Photo by John F. Russell
Performers Lee Smith-Gibbons, left, and Ryan Richards run through a scene for the 2008 Picnic Theater Festival, which will be held in Spring Creek Park this weekend.
Steamboat Springs There was a time when going to the theater meant going to eat and drink and talk to your neighbor, and maybe watch a play. Stuart Handloff would like to bring Steamboat Springs back to that time.
Reviving his Great American Laughing Stock Co. for three weeks in July, Handloff has organized a three-play community theater festival. The atmosphere will be relaxed and family friendly, and, most important, it will be outdoors.
"It's getting theater out of the box - there's no venues, but even if there were, I would still want to get out in the open," Handloff said. The festival fulfills Handloff's community requirement for his graduate directing program at the New Zealand National Drama School. It also fulfills some of the needs of the local performing arts community, he said.

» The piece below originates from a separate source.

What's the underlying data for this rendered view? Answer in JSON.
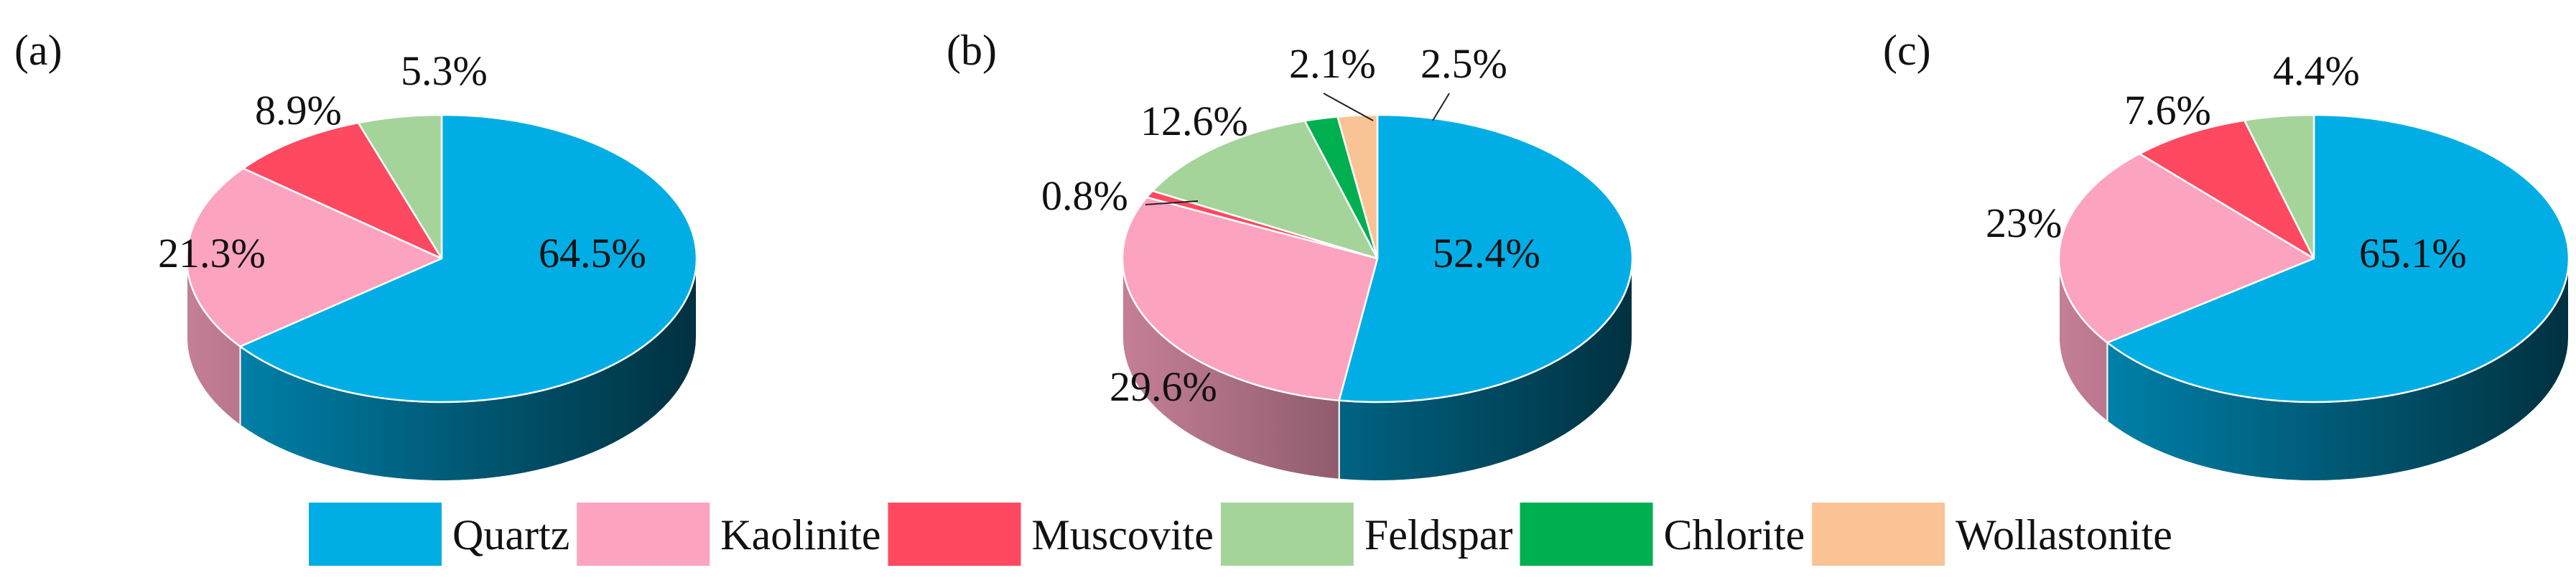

"I've been involved in community theater here since 1972, and I've seen it ebb and flow. And I think it's on the crest of a wave," Handloff said. Handloff invited six actors from the New Zealand school to spend two months in Steamboat rehearsing and performing, and he said having them here will provide an element of cultural exchange. He hopes the festival will become an annual event and eventually will draw local interest and talent.
"He's using them to sort of send this project off, and hopefully as it builds the locals will be a part of it as it grows," festival actress Amy Pottinger said. The festival will run a weekly cycle of three plays: a musical comedy version of "The Three Musketeers," a collage of Shakespearean scenes, and "Skung Poomery," a children's theater piece.
"Certainly, there is a cultural exchange element, and there's a local community theater enhancement element," Handloff said. "I think we worked to do something that is kind of a family-oriented experience."
Being outdoors, there are plenty of outside elements - weather, dogs, noise, trees, rivers - that present unusual challenges, and Handloff hopes he has planned for most of them. The theater company will have bug spray on hand at the performances, and it has a rainout plan that includes weekend afternoon and Monday evening performances. Handloff has arranged parking at Steamboat Springs High School, and the acting company will entertain audience members on the walk up.
"I think what we're trying to do is to create a different kind of theater experience that is different to Colorado in general," actor Ryan Richards said.